To broadly assess which pathways FRCs regulate in CD8+ T cells, we sorted CD8+ T cells for ATAC-seq following activation in whole splenocyte mixtures via soluble anti-CD3/CD28 (0.25µg/ml) for 48 hours (Stim), activated with anti-CD3/CD28 in the presence of Nos2–/– FRCs (FRC) or activated with anti-CD3/CD28 plus 100 ng/ml recombinant IL-6 (IL-6).

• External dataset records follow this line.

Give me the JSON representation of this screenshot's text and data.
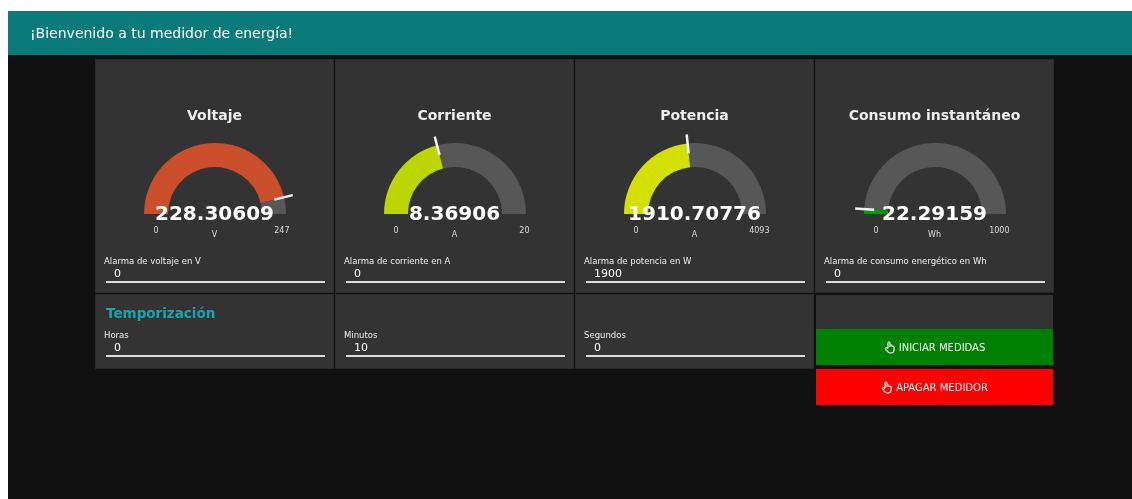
{
  "header": {
    "title": "¡Bienvenido a tu medidor de energía!"
  },
  "gauges": [
    {
      "title": "Voltaje",
      "value": "228.30609",
      "unit": "V",
      "min": "0",
      "max": "247",
      "color": "#cb4f2a",
      "alarm_label": "Alarma de voltaje en V",
      "alarm_value": "0"
    },
    {
      "title": "Corriente",
      "value": "8.36906",
      "unit": "A",
      "min": "0",
      "max": "20",
      "color": "#bcd600",
      "alarm_label": "Alarma de corriente en A",
      "alarm_value": "0"
    },
    {
      "title": "Potencia",
      "value": "1910.70776",
      "unit": "A",
      "min": "0",
      "max": "4093",
      "color": "#d4e000",
      "alarm_label": "Alarma de potencia en W",
      "alarm_value": "1900"
    },
    {
      "title": "Consumo instantáneo",
      "value": "22.29159",
      "unit": "Wh",
      "min": "0",
      "max": "1000",
      "color": "#00a000",
      "alarm_label": "Alarma de consumo energético en Wh",
      "alarm_value": "0"
    }
  ],
  "timer": {
    "title": "Temporización",
    "fields": [
      {
        "label": "Horas",
        "value": "0"
      },
      {
        "label": "Minutos",
        "value": "10"
      },
      {
        "label": "Segundos",
        "value": "0"
      }
    ]
  },
  "buttons": [
    {
      "label": "INICIAR MEDIDAS",
      "kind": "start"
    },
    {
      "label": "APAGAR MEDIDOR",
      "kind": "stop"
    }
  ]
}
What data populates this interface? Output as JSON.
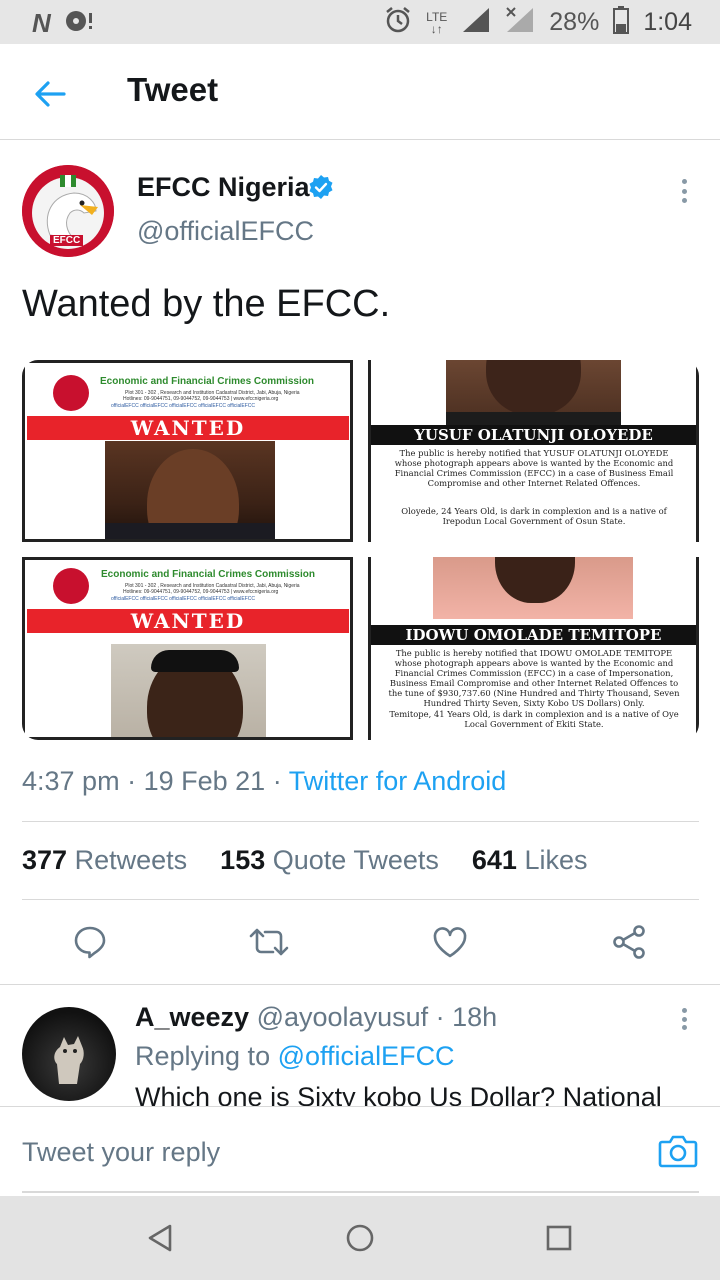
{
  "status_bar": {
    "left_letter": "N",
    "lte": "LTE",
    "battery": "28%",
    "time": "1:04"
  },
  "app_bar": {
    "title": "Tweet"
  },
  "tweet": {
    "author_name": "EFCC Nigeria",
    "author_handle": "@officialEFCC",
    "avatar_label": "EFCC",
    "text": "Wanted by the EFCC.",
    "time": "4:37 pm",
    "date": "19 Feb 21",
    "source": "Twitter for Android",
    "stats": {
      "retweets_count": "377",
      "retweets_label": "Retweets",
      "quotes_count": "153",
      "quotes_label": "Quote Tweets",
      "likes_count": "641",
      "likes_label": "Likes"
    }
  },
  "media": {
    "poster_header": {
      "org": "Economic and Financial Crimes Commission",
      "address": "Plot 301 - 302 , Research and Institution Cadastral District, Jabi, Abuja, Nigeria",
      "hotlines": "Hotlines: 09-9044751, 09-9044752, 09-9044753 | www.efccnigeria.org",
      "social": "officialEFCC   officialEFCC   officialEFCC   officialEFCC   officialEFCC",
      "logo_label": "EFCC"
    },
    "wanted_label": "WANTED",
    "poster2": {
      "name": "YUSUF OLATUNJI OLOYEDE",
      "notice": "The public is hereby notified that YUSUF OLATUNJI OLOYEDE whose photograph appears above is wanted by the Economic and Financial Crimes Commission (EFCC) in a case of Business Email Compromise and other Internet Related Offences.",
      "details": "Oloyede, 24 Years Old, is dark in complexion and is a native of Irepodun Local Government of Osun State."
    },
    "poster4": {
      "name": "IDOWU OMOLADE TEMITOPE",
      "notice": "The public is hereby notified that IDOWU OMOLADE TEMITOPE whose photograph appears above is wanted by the Economic and Financial Crimes Commission (EFCC) in a case of Impersonation, Business Email Compromise and other Internet Related Offences to the tune of $930,737.60 (Nine Hundred and Thirty Thousand, Seven Hundred Thirty Seven, Sixty Kobo US Dollars) Only.",
      "details": "Temitope, 41 Years Old, is dark in complexion and is a native of Oye Local Government of Ekiti State."
    }
  },
  "reply": {
    "name": "A_weezy",
    "handle": "@ayoolayusuf",
    "time": "18h",
    "replying_label": "Replying to",
    "replying_to": "@officialEFCC",
    "text": "Which one is Sixty kobo Us Dollar? National"
  },
  "composer": {
    "placeholder": "Tweet your reply"
  },
  "colors": {
    "accent": "#1da1f2",
    "secondary_text": "#657786",
    "efcc_red": "#c8102e",
    "wanted_red": "#e8232a"
  }
}
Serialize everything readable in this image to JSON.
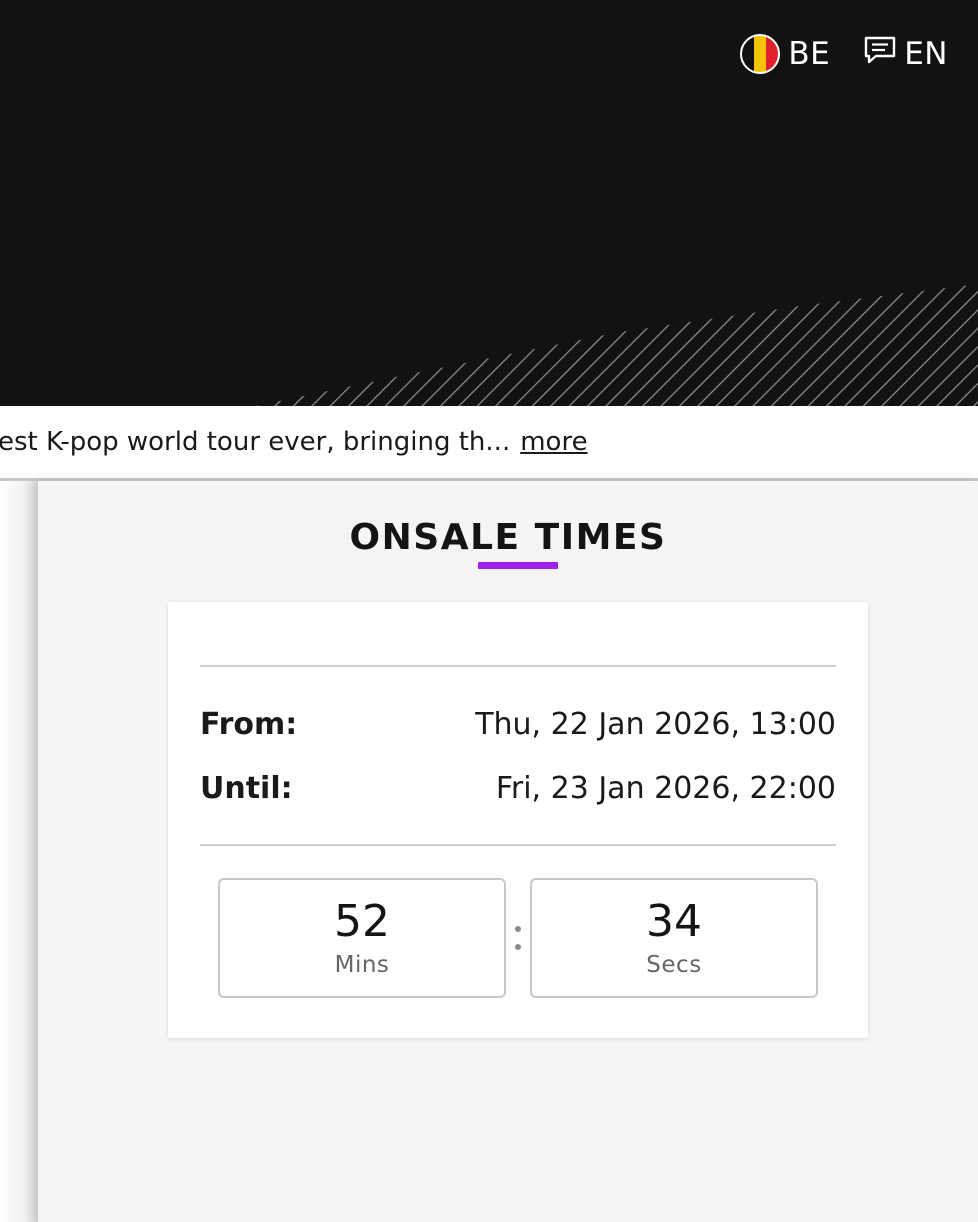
{
  "header": {
    "country_code": "BE",
    "language_code": "EN",
    "flag_icon": "belgium-flag-icon",
    "language_icon": "speech-bubble-icon"
  },
  "event": {
    "description_snippet": "est K-pop world tour ever, bringing th...",
    "more_label": "more"
  },
  "onsale": {
    "title": "ONSALE TIMES",
    "accent_color": "#a020f0",
    "from_label": "From:",
    "from_value": "Thu, 22 Jan 2026, 13:00",
    "until_label": "Until:",
    "until_value": "Fri, 23 Jan 2026, 22:00",
    "countdown": {
      "mins_value": "52",
      "mins_label": "Mins",
      "secs_value": "34",
      "secs_label": "Secs"
    }
  },
  "colors": {
    "hero_background": "#121212",
    "panel_background": "#f5f5f5"
  }
}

Here we demonstrate that FRC-derived signals, including IL-6, act in concert with TCR signaling and co-stimulation to remodel chromatin and render essential transcription factor binding motifs accessible in activated CD8+ T cells. Signals from FRCs led to increased binding regions for MYC, HIF-1a and HIF-1ß, which are known to promote metabolic pathways following T cell activation. Additionally, FRC-derived signals promoted activity of transcription factors that regulate survival and memory programs in T lymphocytes such as BATF and BACH2. Overall design: CD8+ T cells were sorted for ATAC-seq following activation in whole splenocyte mixtures via soluble anti-CD3/CD28 for 48 hours (Stim), activated with anti-CD3/CD28 in the presence of Nos2–/– FRCs (FRC) or activated with anti-CD3/CD28 plus 100 ng/ml recombinant IL-6 (IL-6). Three biological replicates were used for each condition.